Io devo a te, se alfin libero e scosso
     Da' piedi il fango dell’età bugiarda,
     Forte del tuo favor volgere or posso
     Teco a quel regno a cui giunger mi tarda.
     A te palpita e s’apre il cor commosso,
     Te velato di pianto il ciglio guarda,
     Te che trasfigurata e di più chiari
     Raggi or vestita e più che donna appari.

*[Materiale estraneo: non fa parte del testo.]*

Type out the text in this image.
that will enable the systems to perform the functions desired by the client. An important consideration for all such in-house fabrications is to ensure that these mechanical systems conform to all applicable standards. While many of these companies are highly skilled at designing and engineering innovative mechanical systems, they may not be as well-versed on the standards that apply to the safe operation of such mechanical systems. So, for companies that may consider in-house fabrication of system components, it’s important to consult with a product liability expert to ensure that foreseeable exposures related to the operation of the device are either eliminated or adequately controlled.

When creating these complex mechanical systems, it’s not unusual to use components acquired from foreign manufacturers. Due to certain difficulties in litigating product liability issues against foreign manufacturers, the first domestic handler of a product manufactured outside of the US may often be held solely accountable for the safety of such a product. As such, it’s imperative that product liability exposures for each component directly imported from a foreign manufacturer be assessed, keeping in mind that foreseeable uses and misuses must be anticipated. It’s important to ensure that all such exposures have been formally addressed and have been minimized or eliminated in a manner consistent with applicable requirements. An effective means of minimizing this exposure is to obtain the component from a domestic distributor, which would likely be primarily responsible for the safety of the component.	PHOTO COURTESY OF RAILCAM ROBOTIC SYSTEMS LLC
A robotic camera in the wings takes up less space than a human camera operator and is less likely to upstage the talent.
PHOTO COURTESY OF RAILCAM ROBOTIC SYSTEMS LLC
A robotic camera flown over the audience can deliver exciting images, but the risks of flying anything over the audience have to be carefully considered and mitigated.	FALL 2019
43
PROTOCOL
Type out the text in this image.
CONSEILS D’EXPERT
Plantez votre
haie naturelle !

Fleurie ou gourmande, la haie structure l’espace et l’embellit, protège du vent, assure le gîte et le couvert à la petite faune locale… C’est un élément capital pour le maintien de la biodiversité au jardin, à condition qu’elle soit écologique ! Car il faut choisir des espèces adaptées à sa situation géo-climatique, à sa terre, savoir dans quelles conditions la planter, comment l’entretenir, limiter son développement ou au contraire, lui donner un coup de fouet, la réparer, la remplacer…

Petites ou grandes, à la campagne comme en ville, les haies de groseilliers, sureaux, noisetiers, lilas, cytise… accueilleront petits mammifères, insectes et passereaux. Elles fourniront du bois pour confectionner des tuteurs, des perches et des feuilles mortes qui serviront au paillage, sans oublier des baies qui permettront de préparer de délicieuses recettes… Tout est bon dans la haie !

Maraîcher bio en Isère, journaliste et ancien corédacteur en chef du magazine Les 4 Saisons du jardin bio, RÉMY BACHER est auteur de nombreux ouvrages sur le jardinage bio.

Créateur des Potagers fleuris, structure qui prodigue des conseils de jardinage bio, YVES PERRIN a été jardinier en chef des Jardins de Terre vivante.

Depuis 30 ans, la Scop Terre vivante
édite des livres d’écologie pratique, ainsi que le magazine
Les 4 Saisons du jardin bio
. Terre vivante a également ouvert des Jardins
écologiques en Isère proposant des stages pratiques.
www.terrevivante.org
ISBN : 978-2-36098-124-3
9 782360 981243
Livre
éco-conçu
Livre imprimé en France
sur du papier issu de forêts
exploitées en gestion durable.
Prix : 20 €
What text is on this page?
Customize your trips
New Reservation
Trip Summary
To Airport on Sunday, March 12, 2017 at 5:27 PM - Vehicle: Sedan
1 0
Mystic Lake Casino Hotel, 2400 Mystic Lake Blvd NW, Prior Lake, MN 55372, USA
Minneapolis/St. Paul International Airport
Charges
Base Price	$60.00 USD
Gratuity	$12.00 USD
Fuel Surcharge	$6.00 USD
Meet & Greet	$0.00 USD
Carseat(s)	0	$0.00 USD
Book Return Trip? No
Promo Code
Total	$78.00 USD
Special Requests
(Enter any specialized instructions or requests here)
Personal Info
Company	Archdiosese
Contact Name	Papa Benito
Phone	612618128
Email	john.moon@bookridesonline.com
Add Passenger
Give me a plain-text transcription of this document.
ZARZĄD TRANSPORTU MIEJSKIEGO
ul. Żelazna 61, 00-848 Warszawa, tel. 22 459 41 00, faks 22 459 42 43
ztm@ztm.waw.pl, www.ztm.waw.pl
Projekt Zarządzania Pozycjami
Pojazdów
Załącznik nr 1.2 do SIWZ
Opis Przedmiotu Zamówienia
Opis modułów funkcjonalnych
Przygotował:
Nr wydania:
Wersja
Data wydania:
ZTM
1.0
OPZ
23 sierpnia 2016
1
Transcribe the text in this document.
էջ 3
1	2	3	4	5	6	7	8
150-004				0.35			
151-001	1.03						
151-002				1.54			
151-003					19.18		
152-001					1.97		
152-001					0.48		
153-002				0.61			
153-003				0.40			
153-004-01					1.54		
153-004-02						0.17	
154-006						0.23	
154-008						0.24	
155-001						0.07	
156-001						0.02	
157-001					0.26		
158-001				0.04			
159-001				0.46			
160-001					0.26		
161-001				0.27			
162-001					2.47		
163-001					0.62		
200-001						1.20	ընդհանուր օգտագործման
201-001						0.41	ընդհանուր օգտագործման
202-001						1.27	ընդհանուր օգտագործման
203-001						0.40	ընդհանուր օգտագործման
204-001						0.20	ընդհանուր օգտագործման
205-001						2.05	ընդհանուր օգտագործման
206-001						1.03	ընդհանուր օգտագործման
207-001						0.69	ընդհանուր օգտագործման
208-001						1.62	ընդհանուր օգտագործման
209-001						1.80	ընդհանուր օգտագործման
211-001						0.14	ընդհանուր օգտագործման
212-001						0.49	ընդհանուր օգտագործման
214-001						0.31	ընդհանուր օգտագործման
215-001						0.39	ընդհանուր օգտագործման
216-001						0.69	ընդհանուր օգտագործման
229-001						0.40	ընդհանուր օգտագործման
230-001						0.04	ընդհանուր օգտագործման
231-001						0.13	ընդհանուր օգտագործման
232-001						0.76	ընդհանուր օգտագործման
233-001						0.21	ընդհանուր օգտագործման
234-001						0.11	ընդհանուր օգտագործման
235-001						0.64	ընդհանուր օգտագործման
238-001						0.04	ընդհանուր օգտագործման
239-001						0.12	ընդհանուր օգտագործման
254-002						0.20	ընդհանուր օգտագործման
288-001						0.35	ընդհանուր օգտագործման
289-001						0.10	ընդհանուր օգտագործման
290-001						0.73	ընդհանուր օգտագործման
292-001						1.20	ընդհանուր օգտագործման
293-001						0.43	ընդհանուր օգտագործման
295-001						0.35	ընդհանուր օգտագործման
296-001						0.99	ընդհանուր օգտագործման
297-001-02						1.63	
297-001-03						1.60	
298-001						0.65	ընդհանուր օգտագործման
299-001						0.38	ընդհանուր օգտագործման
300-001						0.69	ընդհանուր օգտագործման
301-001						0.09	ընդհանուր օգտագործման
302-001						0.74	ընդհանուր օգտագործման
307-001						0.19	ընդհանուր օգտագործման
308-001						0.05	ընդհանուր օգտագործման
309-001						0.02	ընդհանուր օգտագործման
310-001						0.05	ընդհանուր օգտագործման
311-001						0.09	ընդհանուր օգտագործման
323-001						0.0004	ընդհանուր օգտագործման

Tal da’ grigj vapori, onde turbato
     È l’orizzonte al mar trepido in fondo,
     Liberando la luna il disco aurato,
     Nitida sorge e ingentilisce il mondo:
     Dal glǎuco del cielo arco gemmato
     Cala dei Sogni il popolo giocondo,
     E su’ flutti di liquidi diamanti
     Balsami versa, e danze intreccia e canti.

Ben di sogni tu parli, Edea rispose,
     E in vaghi sogni il tuo pensier s’immerge,
     Su questo mar, tra queste aure odorose
     Ove d’ogni bruttura il cor si terge.
     Una fragranza languida di rose
     Su da le spume susurranti emerge;
     Propagando si va per le vivaci
     Bocche dell’onde un’armonia di baci.